A last realm in which thanatopolitics are actively operating is the one of sexuality and reproduction. As described several times here, someone like Beatriz Preciado defines the biopolitical regime as a pharmacopornographic one (see past article): one in which sexuality as a social process of normalization is organized through a performative regime associated to the production of drugs. The contraceptive pill is, for her/him, the paradigmatic designed object of such a regime: voluntarily ingested — it therefore requires a culture that comes with it — it regulates a variety of hormones of the female body — the extents of its effects, and therefore its toxicity is still not clear yet — while insuring a political strategy of demographic control by preventing the species’s reproduction.
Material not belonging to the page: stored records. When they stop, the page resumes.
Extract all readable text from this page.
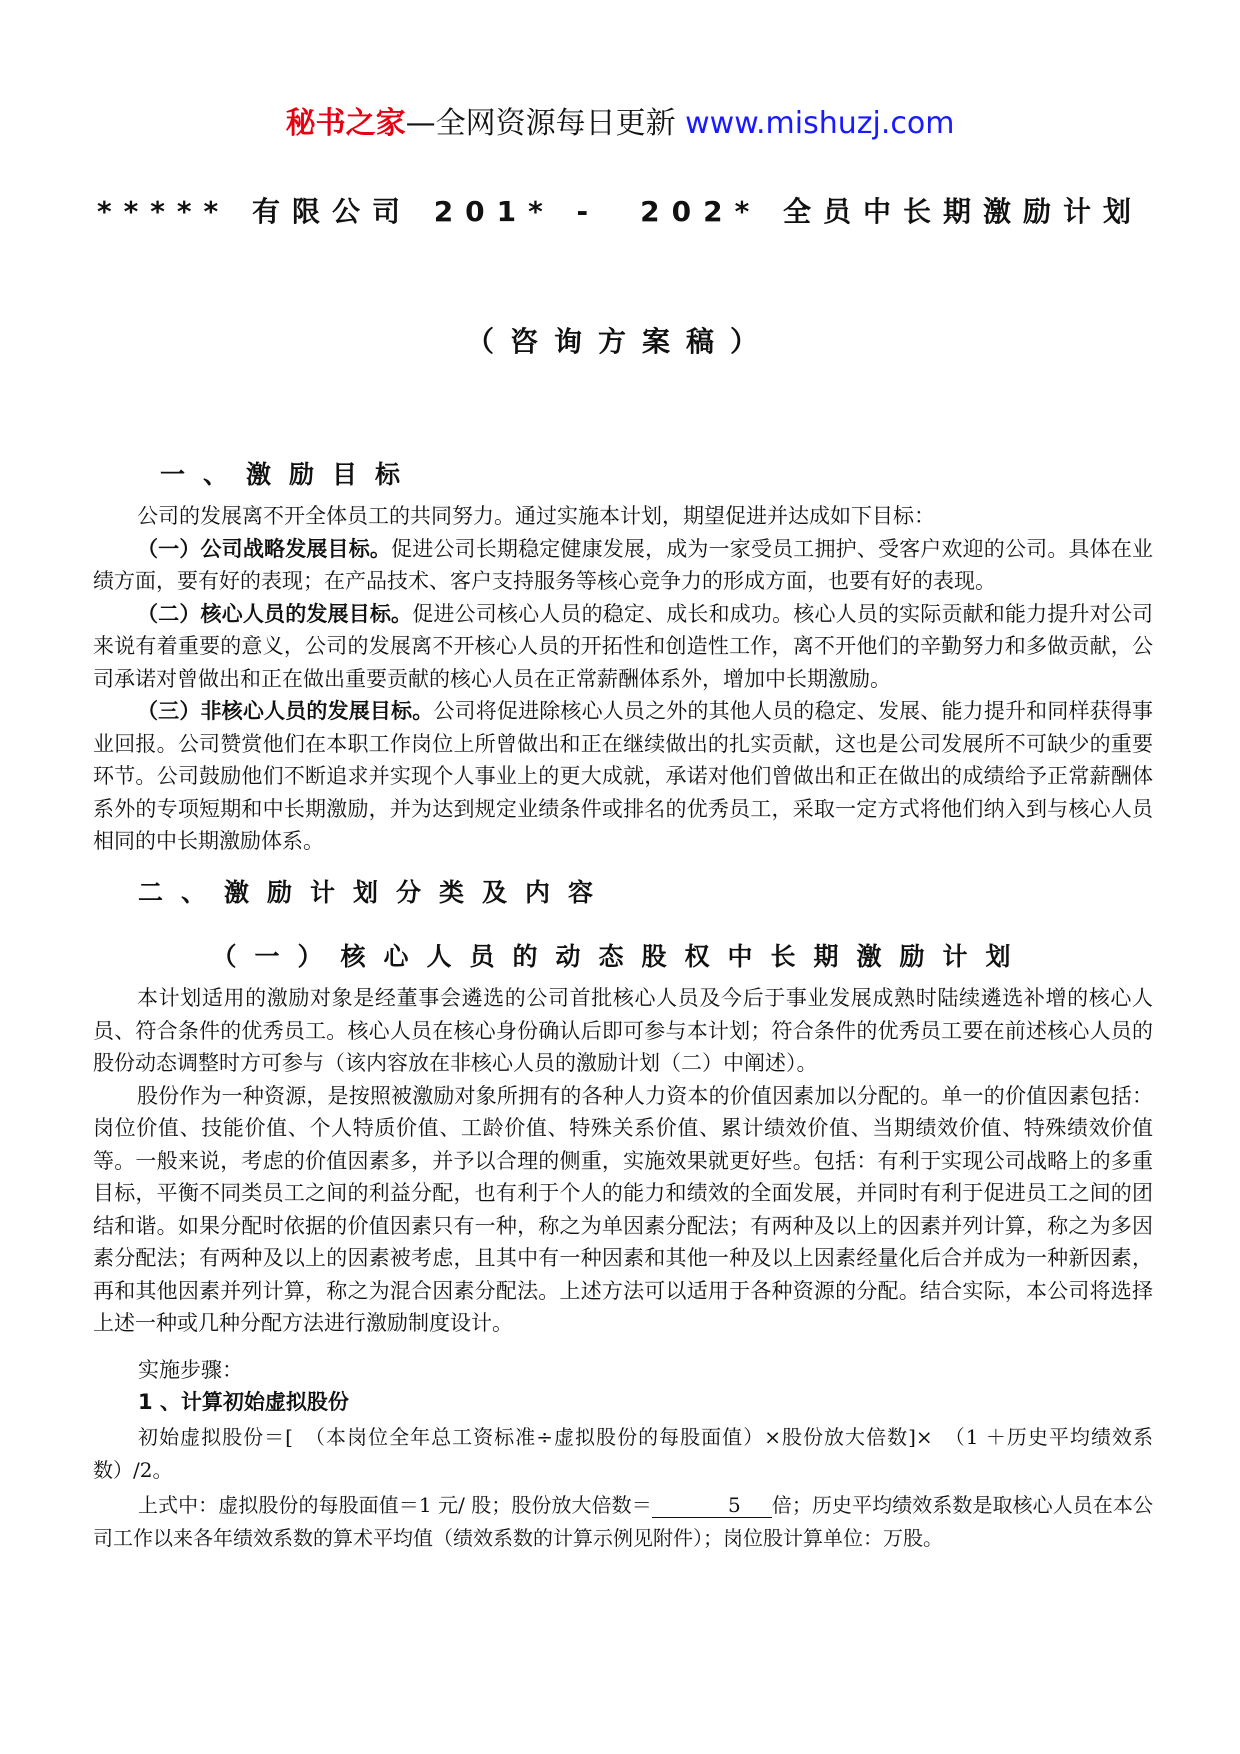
秘书之家—全网资源每日更新 www.mishuzj.com
***** 有限公司 201* -　202* 全员中长期激励计划
（咨询方案稿）
一、激励目标

公司的发展离不开全体员工的共同努力。通过实施本计划，期望促进并达成如下目标：

（一）公司战略发展目标。促进公司长期稳定健康发展，成为一家受员工拥护、受客户欢迎的公司。具体在业绩方面，要有好的表现；在产品技术、客户支持服务等核心竞争力的形成方面，也要有好的表现。

（二）核心人员的发展目标。促进公司核心人员的稳定、成长和成功。核心人员的实际贡献和能力提升对公司来说有着重要的意义，公司的发展离不开核心人员的开拓性和创造性工作，离不开他们的辛勤努力和多做贡献，公司承诺对曾做出和正在做出重要贡献的核心人员在正常薪酬体系外，增加中长期激励。

（三）非核心人员的发展目标。公司将促进除核心人员之外的其他人员的稳定、发展、能力提升和同样获得事业回报。公司赞赏他们在本职工作岗位上所曾做出和正在继续做出的扎实贡献，这也是公司发展所不可缺少的重要环节。公司鼓励他们不断追求并实现个人事业上的更大成就，承诺对他们曾做出和正在做出的成绩给予正常薪酬体系外的专项短期和中长期激励，并为达到规定业绩条件或排名的优秀员工，采取一定方式将他们纳入到与核心人员相同的中长期激励体系。

二、激励计划分类及内容
（一）核心人员的动态股权中长期激励计划

本计划适用的激励对象是经董事会遴选的公司首批核心人员及今后于事业发展成熟时陆续遴选补增的核心人员、符合条件的优秀员工。核心人员在核心身份确认后即可参与本计划；符合条件的优秀员工要在前述核心人员的股份动态调整时方可参与（该内容放在非核心人员的激励计划（二）中阐述）。

股份作为一种资源，是按照被激励对象所拥有的各种人力资本的价值因素加以分配的。单一的价值因素包括：岗位价值、技能价值、个人特质价值、工龄价值、特殊关系价值、累计绩效价值、当期绩效价值、特殊绩效价值等。一般来说，考虑的价值因素多，并予以合理的侧重，实施效果就更好些。包括：有利于实现公司战略上的多重目标，平衡不同类员工之间的利益分配，也有利于个人的能力和绩效的全面发展，并同时有利于促进员工之间的团结和谐。如果分配时依据的价值因素只有一种，称之为单因素分配法；有两种及以上的因素并列计算，称之为多因素分配法；有两种及以上的因素被考虑，且其中有一种因素和其他一种及以上因素经量化后合并成为一种新因素，再和其他因素并列计算，称之为混合因素分配法。上述方法可以适用于各种资源的分配。结合实际，本公司将选择上述一种或几种分配方法进行激励制度设计。

实施步骤：
1 、计算初始虚拟股份

初始虚拟股份＝[　（本岗位全年总工资标准÷虚拟股份的每股面值）×股份放大倍数]×　（1 ＋历史平均绩效系数）/2。

上式中：虚拟股份的每股面值＝1 元/ 股；股份放大倍数＝	5 倍；历史平均绩效系数是取核心人员在本公司工作以来各年绩效系数的算术平均值（绩效系数的计算示例见附件）；岗位股计算单位：万股。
Here again, this example is problematic as the contraceptive pill has also allowed female sexuality to be dissociated from the social constraining role of reproductive operation.
In conclusion, thanatopolitics should not be considered as morally reprehensible since death is, as expressed above, a continuous and inevitable entropic process: for this reason there cannot be biopolitics and biopower without thanatopolitics and thanatopower. However, the various deliberate influence on the speed of death, whether they constitute a deceleration or an acceleration, are to be debated and responsibilized by those on who such process is applied. This debate is the core of an operative democracy of bodies.